Entries in 5 types of advocacy videos (3)


The Fundraising Video: Part 5 of a 5-Part Series


Ahhhh, fundraising. This is where the power of video really comes into play. Asking for money is tough, especially considering one in seven Americans are currently living below the poverty line. So if you're going to do it, you not only need to inspire people; you need to convince them that the world-- their world-- will be better as a result.

As I see it, the Fundraising Video is defined by:

THE GOALS: To appeal directly to donors and potential donors to give to your cause. To brand your organization and lay out its goals in a way that inspires and motivates viewers to support the movement.

THE PRODUCT: The best fundraising videos I've seen include include a clear, compelling profile of the organization, what it does, what it's overcome to get where it is now, and a clear message about where it wants/needs to go-- and how you can help it get there. I've seen pared-down versions that are successful as well, but either way, your ask should be clear and direct.



charity: water turns 5 - Watch more Videos at Vodpod.

I can't think of a better model of Switch than this video. It offers a short and simple overview of the organization and how far it's come; it gives just the right amount of hard numbers and stats; it puts a human face on the issue; it breaks down exact needs and costs, so there's no question about where your money is going; and it offers two distinct ways supporters can help. Brilliant.


A Story in Aftercare - Watch more Videos at Vodpod.

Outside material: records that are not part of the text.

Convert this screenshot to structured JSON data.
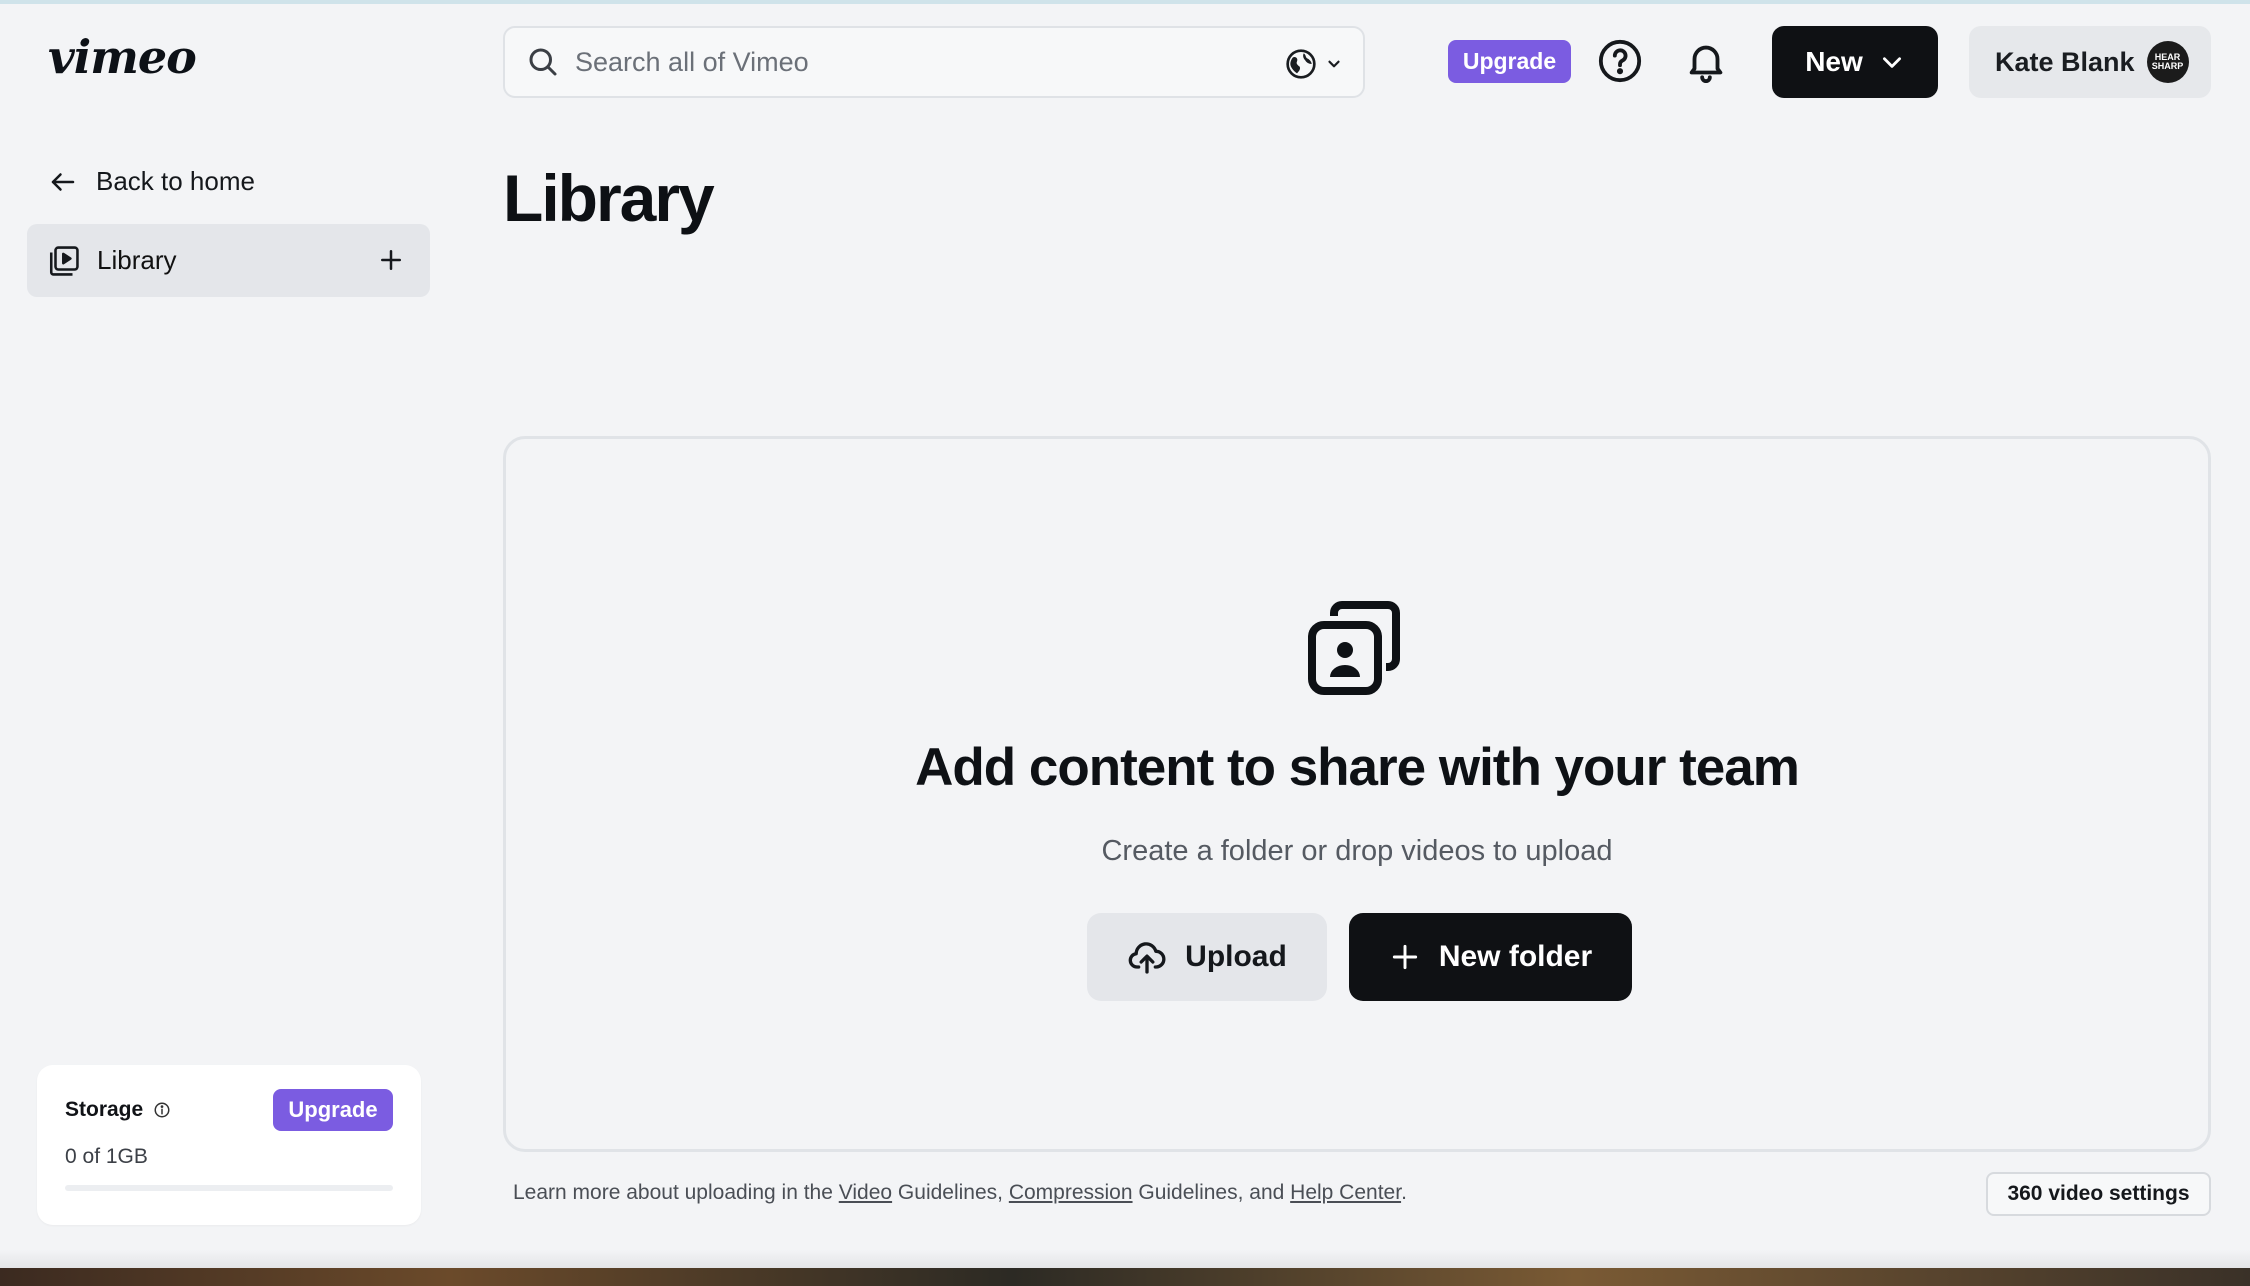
{
  "brand": {
    "logo": "vimeo",
    "accent": "#7b5ce1",
    "dark": "#0f1114"
  },
  "header": {
    "search": {
      "placeholder": "Search all of Vimeo",
      "value": "",
      "scope_icon": "globe-icon"
    },
    "upgrade_label": "Upgrade",
    "help_icon": "help-circle-icon",
    "notifications_icon": "bell-icon",
    "new_label": "New",
    "account": {
      "name": "Kate Blank",
      "avatar_text": "HEAR SHARP"
    }
  },
  "sidebar": {
    "back_label": "Back to home",
    "items": [
      {
        "label": "Library",
        "icon": "library-icon",
        "action_icon": "plus-icon",
        "active": true
      }
    ],
    "storage": {
      "title": "Storage",
      "info_icon": "info-icon",
      "upgrade_label": "Upgrade",
      "usage_text": "0 of 1GB",
      "used_fraction": 0
    }
  },
  "main": {
    "title": "Library",
    "empty_state": {
      "icon": "media-stack-icon",
      "heading": "Add content to share with your team",
      "subtext": "Create a folder or drop videos to upload",
      "upload_label": "Upload",
      "new_folder_label": "New folder"
    },
    "footer": {
      "prefix": "Learn more about uploading in the ",
      "link_video": "Video",
      "mid1": " Guidelines, ",
      "link_compression": "Compression",
      "mid2": " Guidelines, and ",
      "link_help": "Help Center",
      "suffix": "."
    },
    "settings_360_label": "360 video settings"
  }
}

I don't love every editing decision in this video, but overall, it's beautifully filmed, and the ask is simple and clear. Something else that struck me was the story of this young girl likely triggers two important emotions: anger and hope-- a powerful, motivating combination.

LIVESTRONG/Alpheus Media


Really great pacing to back up a powerful message. I generally tend to stay away from packing a video with so many words, but in this case, I think it works, as it kept me engaged all the way through. I don't know what kind of budget Livestrong was working with here, but I imagine a video like this could be done for a smaller fee, as it doesn't require tons of assignment footage-- just good b-roll and some interviews that you could probably shoot in a day. I suspect most of their time/energy went into nailing down a script and creating a super tight edit, which is what truly makes this video shine.

And that, my friends, wraps up our 5-part series. How do you plan to move forward with these ideas? We'd love to know! Keep the conversation going in the comments below, on Facebook, and on Twitter.


The Character-Driven Video: Part 4 of a 5-Part Series

"The Mast Brothers" by The Scout

Ahhh folks, this is a tough one. Tucker and I have searched high and low for nonprofit videos that meet the quality we're looking for in a Character-Driven Video-- but we keep coming up short. And that's a bummer, because in my opinion, this is is the most powerful category of them all.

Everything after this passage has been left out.